Travel: Utah Trip!

We took a quick trip to Utah this month. We decided it was worth the risk to take a careful trip for a change of perspective and remind ourselves of how much beauty there is in nature.

We stayed at a rental house in a RV Park in what remains of the town of Thompson Springs, Utah. This was a great home base for visiting both Arches National Park (about a 30 minute drive) and Canyonlands National Park (closer to an hour drive to the northern Island in the Sky side and about double that to the further away southern Needles side). Plus an easy drive to hiking around Moab. And Sego Canyon with a ghost town and petroglyphs was practically in our back yard. The town of Thompson Springs itself looked like it has dwindled to just a handful of houses and two campgrounds about a mile off of busy interstate. I actually found myself wondering if this town was the inspiration for Radiator Springs in the Cars movie.

There was a wool industry link to our tiny rental town that I didn’t know about ahead of time. It turns out that the town of Thompson Springs, Utah was one of the largest sheep shearing capitals west of the Mississippi in the 1930s and 1940s. And the view out our front door was amazing.

We took the path less traveled more than once on this trip. Just above is a look at our trek out to find some petroglyphs near our rental. I won’t lie. I spent a good chunk of the short trip to these petroglyphs pretty sure the husband had us on a wild goose chase…..and complaining semi-loudly about it. We did find the petroglyphs though and they were pretty great.

This road to Elephant Hill on The Needles southern side of Canyonland National Park felt like a decent illustration of our trip. In the first picture you can see how very beautiful the area is, in the second the road is narrowing and by the third picture the narrow road going around a blind curve into the unknown is enough to disturb the calm a little bit. It’s still pretty though.

We spent quite a bit of time on hiking trails. Hiking is an outdoor activity where we can easily maintain social distance and we all love hiking (….or at least 3 out of the 4 of us love it and the youngest teen tolerates it mostly politely). The trails in Utah look a bit different than our normal and that was pretty great!

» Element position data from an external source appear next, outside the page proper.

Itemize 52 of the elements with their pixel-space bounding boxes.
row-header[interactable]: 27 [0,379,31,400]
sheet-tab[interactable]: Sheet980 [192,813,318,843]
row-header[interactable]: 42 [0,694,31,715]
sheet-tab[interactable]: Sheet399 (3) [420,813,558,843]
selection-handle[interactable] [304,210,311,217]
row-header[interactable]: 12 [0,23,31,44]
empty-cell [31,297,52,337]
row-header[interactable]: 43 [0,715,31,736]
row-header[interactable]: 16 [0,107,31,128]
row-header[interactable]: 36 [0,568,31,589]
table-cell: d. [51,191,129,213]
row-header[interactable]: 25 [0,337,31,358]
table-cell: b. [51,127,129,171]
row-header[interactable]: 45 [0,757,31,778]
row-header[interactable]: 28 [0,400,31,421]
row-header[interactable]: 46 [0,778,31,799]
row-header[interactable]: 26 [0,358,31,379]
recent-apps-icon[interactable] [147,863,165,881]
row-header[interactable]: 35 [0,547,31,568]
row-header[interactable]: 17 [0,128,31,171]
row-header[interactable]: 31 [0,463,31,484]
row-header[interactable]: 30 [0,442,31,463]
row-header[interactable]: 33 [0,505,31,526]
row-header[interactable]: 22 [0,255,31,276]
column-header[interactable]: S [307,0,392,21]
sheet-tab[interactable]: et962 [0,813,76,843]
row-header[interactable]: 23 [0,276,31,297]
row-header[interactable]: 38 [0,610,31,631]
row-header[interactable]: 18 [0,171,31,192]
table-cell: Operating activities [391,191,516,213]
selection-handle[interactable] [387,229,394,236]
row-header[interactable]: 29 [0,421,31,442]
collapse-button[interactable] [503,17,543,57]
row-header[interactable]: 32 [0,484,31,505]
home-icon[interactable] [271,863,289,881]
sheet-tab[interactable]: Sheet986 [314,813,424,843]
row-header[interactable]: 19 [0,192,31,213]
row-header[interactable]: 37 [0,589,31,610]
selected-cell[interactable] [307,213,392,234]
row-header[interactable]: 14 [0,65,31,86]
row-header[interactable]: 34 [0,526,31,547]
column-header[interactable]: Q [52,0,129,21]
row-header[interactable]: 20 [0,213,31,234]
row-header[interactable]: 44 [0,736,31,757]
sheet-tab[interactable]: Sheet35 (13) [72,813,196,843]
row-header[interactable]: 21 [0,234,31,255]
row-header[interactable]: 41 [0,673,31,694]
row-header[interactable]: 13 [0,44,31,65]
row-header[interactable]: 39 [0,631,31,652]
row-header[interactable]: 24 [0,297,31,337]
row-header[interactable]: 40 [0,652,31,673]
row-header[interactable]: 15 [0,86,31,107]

Because we were so very careful not to take any chances with COVID exposure, I didn’t manage a trip to the LYS (going inside would have broken our No Buildings Rule and I didn’t try to arrange curbside pickup around the hiking). Instead I ordered yarn from Desert Thread in Moab as soon as we got home. That yarn is currently following me home and I’m excited for it to arrive! I’m especially excited since I purchased some of the locally grown fiber she offers in her shop and we might have driven by the very sheep herds that produced my yarn.

This was our third try at a trip to Utah with the other two cancelling at the last minute due to circumstances beyond our control. I was super glad this trip worked out! This was the first time to eastern Utah for our whole family. Usually we travel places that the husband and I have been before to share them with our teens. It was a nice change to visit a brand new place for all four of us.

I managed quite a bit of knitting on the 12-hour drive there and back! And the knitting in my lap was good for everyone involved while we sat in stop-and-go traffic on I-70 for almost three hours on the way west out of Denver. Knitting is how I maintain a mostly calm disposition in situations like that. We were lucky that we made it through the mountain passes before the biggest blizzard in years blew into the area. And everyone else was lucky I had plenty of knitting to stay chipper while we slowly made our way past the delay.

In case anyone else is feeling the itch to travel here is how we very much minimized our exposure along the way. We followed our now normal pandemic rules for this trip – a strict No Buildings Rule (no restaurants, no grocery stores, no stores or buildings at all except very quick forays for pit stops properly double masked and distanced), renting a private spot instead of a hotel room (on this trip it was a rental home/cabin at the RV park) and always wearing our masks out and about….even outdoors. I actually stayed double-masked most of the trip even while hiking.